Sous une croix de bois, Mgr Clut a écrit lui-même :

R.I.P.
In memoria æterna erit justus
F. Alexis o. m. i.

Elle serait longue l’histoire de ces âmes naïves ; du reste mon ami le Père Duchaussois l’a contée avec amour[56] mais il me semble que j’aurais un remords d’oublier une des plus belles figures de la mystique de notre temps.

[56] Apôtres inconnus, 1 vol. Œuvres des missions, 75, rue de l’Assomption, Paris.

La vie du Frère Leriche qui semble échappée de la plume de ce Jacques de Voragines qui a bercé nos cœurs aux pures harmonies de la Légende dorée, feuillet du moyen âge arraché aux livres d’heures des monastères.

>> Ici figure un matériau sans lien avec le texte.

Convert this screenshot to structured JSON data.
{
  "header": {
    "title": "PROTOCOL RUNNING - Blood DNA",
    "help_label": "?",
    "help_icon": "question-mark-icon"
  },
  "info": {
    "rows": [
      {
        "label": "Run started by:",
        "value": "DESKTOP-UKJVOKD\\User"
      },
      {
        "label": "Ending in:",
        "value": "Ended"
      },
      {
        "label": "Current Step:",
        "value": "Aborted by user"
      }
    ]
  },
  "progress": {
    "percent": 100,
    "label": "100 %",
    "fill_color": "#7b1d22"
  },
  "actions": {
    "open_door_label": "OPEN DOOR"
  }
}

Il était pareil à ce jongleur, qui, pour honorer Notre Dame, avait repris ses hardes de baladin et chantait et dansait devant son Image.

A ceux qui s’indignaient, le Prieur disait :

— Heureux les simples, ils verront Dieu !

Et l’on vit Madame la Vierge ouvrir ses bras, se pencher et couvrir de son manteau le corps chétif du pauvre hère.